After that, what should stand out is that wind projects across the south hub were best-positioned to generate valuable energy and capture record-high prices. Projects in the north hub experienced a significant shape discount, while the best projects in the west hub experienced a more neutral shape relative to the around-the-clock (ATC) price.
The highest realised value was achieved by the Peyton Creek wind farm, with a generation-weighted realised hub price that exceeded $2,000/MWh.
Congestion impacts in ERCOT South
Not only did the Peyton Creek wind farm benefit from valuable generation at the hub level, it also benefited from limited node-to-hub congestion also known as “basis”. The project is located between Houston and Corpus Christi, with few wind projects nearby to compete for valuable transmission capacity.
Many of the other highest-value wind projects in the south of the ERCOT region are located in a relatively congested area further south, and experienced materially worse grid congestion.
Node to hub basis (in $/MWh) in February 2021 across Texas wind projects
The map above shows that basis impacts varied widely across the ERCOT region during the winter storm. Positive basis (dark green) indicates that a project observed a higher LMP (localtinal marginal pricing) at the project node than the price at the hub. This is generally in the project’s favour, as offtake agreements usually settle at a hub. Any positive basis then is an upside for the project, while negative basis implies a loss for the project.
Although most of ERCOT experienced relatively minimal node to hub basis during the winter storm, projects in ERCOT's southern region saw significant basis impacts. When wind speeds are high and projects are generating, it’s not uncommon for projects in south Texas to suffer from congestion-related impacts.
While coastal Texas wind projects fared the best, there was considerably more variability in their financial performance in February 2021 than during past events. The graph below shows historical real-time shape in dollars per megawatt-hour for several wind projects along the coast of south Texas.
Historical shape (in $/MWh) from August 2019 to February 2021 for various coastal Texas wind projects
The graph above shows these projects all performed similarly during the extreme price event in August 2019, but diverged materially this February. Several coastal Texas wind projects saw extreme negative shape values in February 2021, a dramatic divergence from the August 2019 event. The negative shape values are likely due to poor operating performance during high-priced periods.
The worst revenue and shape values were seen by the wind and solar projects that were offline for the duration of the high priced event. These projects were unable to generate — whether due to operating decisions, transmission constraints, or other reasons — when electricity was most in demand and power prices at their highest.

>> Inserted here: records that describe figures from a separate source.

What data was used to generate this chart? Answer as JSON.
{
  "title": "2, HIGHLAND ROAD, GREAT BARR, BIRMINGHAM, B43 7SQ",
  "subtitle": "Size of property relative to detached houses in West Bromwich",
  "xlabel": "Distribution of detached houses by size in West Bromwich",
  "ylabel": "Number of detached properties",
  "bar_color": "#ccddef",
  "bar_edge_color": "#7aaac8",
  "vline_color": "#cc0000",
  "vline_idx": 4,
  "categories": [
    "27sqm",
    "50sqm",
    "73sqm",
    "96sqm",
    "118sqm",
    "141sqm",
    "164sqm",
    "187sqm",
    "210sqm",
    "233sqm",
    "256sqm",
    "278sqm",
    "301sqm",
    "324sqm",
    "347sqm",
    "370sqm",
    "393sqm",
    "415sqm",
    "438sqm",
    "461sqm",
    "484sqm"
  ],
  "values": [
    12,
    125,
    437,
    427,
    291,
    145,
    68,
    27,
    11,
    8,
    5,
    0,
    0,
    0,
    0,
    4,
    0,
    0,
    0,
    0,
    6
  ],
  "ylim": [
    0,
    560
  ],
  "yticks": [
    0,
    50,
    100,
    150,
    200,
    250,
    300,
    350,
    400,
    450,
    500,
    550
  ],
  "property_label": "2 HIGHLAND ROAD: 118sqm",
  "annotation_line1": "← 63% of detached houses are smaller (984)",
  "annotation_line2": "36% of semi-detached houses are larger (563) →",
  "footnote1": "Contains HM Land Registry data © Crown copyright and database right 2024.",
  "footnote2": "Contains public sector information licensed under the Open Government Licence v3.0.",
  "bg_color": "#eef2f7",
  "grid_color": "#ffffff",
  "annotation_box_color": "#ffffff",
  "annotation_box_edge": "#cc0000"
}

Analysis of hourly data shows, for example, that the Big Spring wind farm generated zero megawatt-hours between 10 and 19 February. As such, the generation-weighted value is significantly lower than the around-the-clock price of power at the hub. These projects were heavily concentrated in west Texas.
|Name||As generated||Around-the-clock||Shape||Hub location|
|Big Spring||$4/MWh||$1,531/MWh||0.3%||West hub|
|Sweetwater 2||$6/MWh||$1,531/MWh||0.4%||West hub|
|Sweetwater 1||$6/MWh||$1,531/MWh||0.4%||West hub|
|Buffalo Gap||$6/MWh||$1,531/MWh||0.4%||West hub|
|Sweetwater 3||$6/MWh||$1,531/MWh||0.4%||West hub|
Lowest performing wind projects in February 2021, by region, ranked by generation-weighted real-time price at the hub
The deep freeze in Texas was an unprecedented event in ERCOT’s history. Granular analysis of projects in the region gives visibility into which projects benefitted from the period of extreme market conditions and which projects didn’t.
Going forward, as the focus of generators and policymakers alike shifts towards resilience, having visibility into this performance data will become more important than ever.